The social media giant calls its new model Generative Spoken Language Model (or GSLM) and said it “leverages recent breakthroughs in representation learning, allowing it to work directly from only raw audio signals, without any labels or text.”
According to a September 7, 2021 paper, Facebook AI engaged in 6,000 hours of model training on one of two English datasets taken from audiobooks.
As the scientists so eloquently blogged, their model “opens the door to a new era of textless NLP applications for potentially every language spoken on Earth — even those without significant text [datasets].”
In short, GSLM aims to render ASR obsolete by working in true end-to-end fashion, Facebook said; from speech input to speech output.
A Textless NLP Future
As only big tech can, Facebook gathered a multidisciplinary team of researchers to work on GSLM; experts in psycholinguistics, signal processing, speech processing, and NLP.

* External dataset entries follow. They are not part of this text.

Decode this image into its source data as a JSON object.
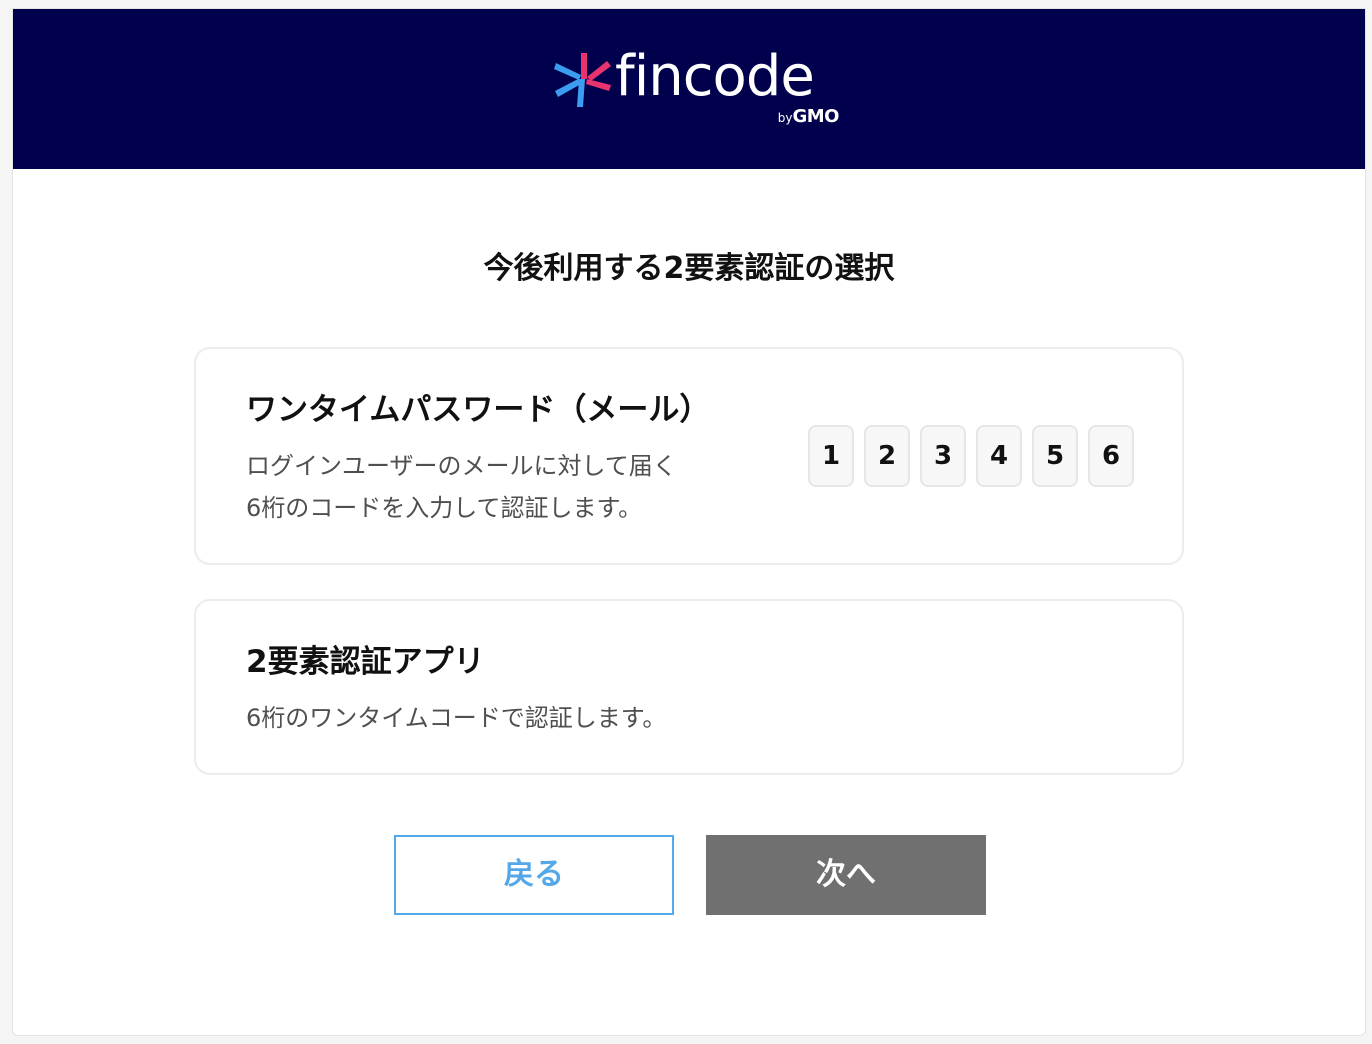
{
  "header": {
    "logo_text": "fincode",
    "logo_by": "by",
    "logo_brand": "GMO"
  },
  "main": {
    "title": "今後利用する2要素認証の選択"
  },
  "options": [
    {
      "title": "ワンタイムパスワード（メール）",
      "description_lines": [
        "ログインユーザーのメールに対して届く",
        "6桁のコードを入力して認証します。"
      ],
      "code_digits": [
        "1",
        "2",
        "3",
        "4",
        "5",
        "6"
      ]
    },
    {
      "title": "2要素認証アプリ",
      "description_lines": [
        "6桁のワンタイムコードで認証します。"
      ]
    }
  ],
  "actions": {
    "back_label": "戻る",
    "next_label": "次へ"
  },
  "colors": {
    "header_bg": "#00004d",
    "accent_blue": "#55a8e8",
    "disabled_gray": "#707070",
    "logo_pink": "#e8336f",
    "logo_blue": "#3b9cf0"
  },
  "icons": {
    "logo_mark": "fincode-asterisk-logo-icon"
  }
}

They likened their approach to how preschool children learn language “solely from raw sensory inputs and audio interactions” (hence the psycholinguistics, etc.), using this as a template for their new textless NLP model.
Facebook highlighted the importance of the textless NLP approach, summarized as follows:
- It can be applied to training models for any spoken language.
- Models can incorporate nuances and intonations in speech that denote emotions (e.g., anger, irony, uncertainty) and even “vocalizations” (laughter, yawning, etc.).
- It can be used to train models on audio-first experiences (e.g., podcasts), bypassing annotation or training ASR.
The social media giant foresees a host of applications for its new model — multilingual video games, content search, summarizing archived audio — and said “textless NLP technology should make AI more inclusive and able to model a richer variety of languages than is possible today.”